User Experience-Designer Chris Messina hat das vor mehr als einem Jahr verlassen. Jetzt beschreibt er in einem ausführlichen Blogpost, warum Google+ nicht funktioniert.

„I fucked up“: Google+-Chefdesigner schimpft öffentlich über das gescheiterte Netzwerk
Google+ wirkt sich auf die Suchergebnisse aus. (Screenshot: plus.google.com)

Social-Networking-Ära vorbei

Das Thanksgiving-Wochenende hat Chris Messina zur Selbstreflexion genutzt: Auf Medium erklärt der UX-Designer der Plattform in einer umfangreichen Analyse, wieso Googles Social-Media-Versuch Google+ nicht gelungen ist. Seine einleitenden Worte: „I fucked up“ – „Ich hab's vermasselt“. Mit diesen Worten übt der User-Experience-Verantwortliche Selbstkritik, weil er auf Twitter fälschlicherweise vorwarf, dass Google+ ein Feature entfernt habe.

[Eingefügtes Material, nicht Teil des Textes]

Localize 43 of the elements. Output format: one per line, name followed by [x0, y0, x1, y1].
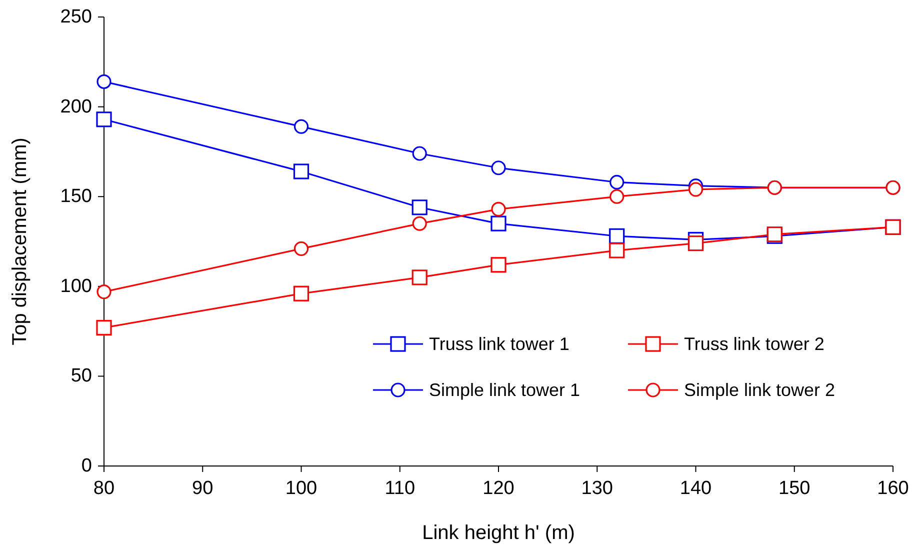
point [293, 286, 310, 302]
point [491, 160, 506, 176]
point [96, 284, 112, 300]
point [96, 112, 112, 128]
legend-label: Truss link tower 1 [429, 334, 570, 354]
point [490, 216, 506, 232]
point [96, 320, 112, 336]
x-tick-label: 90 [192, 478, 214, 499]
point [610, 174, 624, 190]
y-tick-label: 100 [60, 276, 92, 297]
y-tick-label: 0 [81, 456, 92, 476]
x-tick-label: 120 [482, 478, 514, 499]
x-tick-label: 80 [93, 478, 115, 499]
x-tick-label: 160 [877, 478, 909, 499]
point [610, 189, 624, 204]
point [294, 119, 309, 134]
x-tick-label: 150 [778, 478, 810, 499]
legend-label: Truss link tower 2 [684, 334, 824, 354]
x-tick-label: 100 [285, 478, 318, 499]
point [688, 235, 704, 252]
point [412, 216, 427, 231]
point [96, 74, 112, 89]
y-tick-label: 150 [60, 186, 92, 208]
point [412, 146, 427, 161]
point [412, 200, 428, 216]
y-tick-label: 50 [70, 366, 92, 387]
point [688, 182, 704, 197]
y-axis-title: Top displacement (mm) [9, 138, 31, 346]
point [491, 202, 506, 216]
point [293, 164, 310, 180]
legend-label: Simple link tower 2 [684, 380, 836, 400]
x-axis-title: Link height h' (m) [422, 522, 575, 544]
y-tick-label: 250 [60, 6, 92, 28]
x-tick-label: 130 [581, 478, 613, 499]
y-tick-label: 200 [60, 96, 92, 118]
x-tick-label: 110 [384, 478, 416, 499]
point [609, 228, 625, 244]
x-tick-label: 140 [680, 478, 712, 499]
point [490, 257, 506, 273]
legend-label: Simple link tower 1 [429, 380, 580, 400]
point [412, 270, 428, 286]
point [609, 242, 625, 258]
point [294, 241, 309, 256]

Dann holt Messina, der 2010 zu kam und vor mehr als einem Jahr den Konzern verlassen hat, weit aus und versucht, das Scheitern der Plattform zu erklären. Die goldene Ära des Social Networking sei schon vorbei. Apps, die uns in den nächsten Jahren bewegen, hätten noch nicht einmal die Oberfläche erreicht. Stattdessen haben soziale Medien derzeit mit der Definition von Privatsphäre zu kämpfen.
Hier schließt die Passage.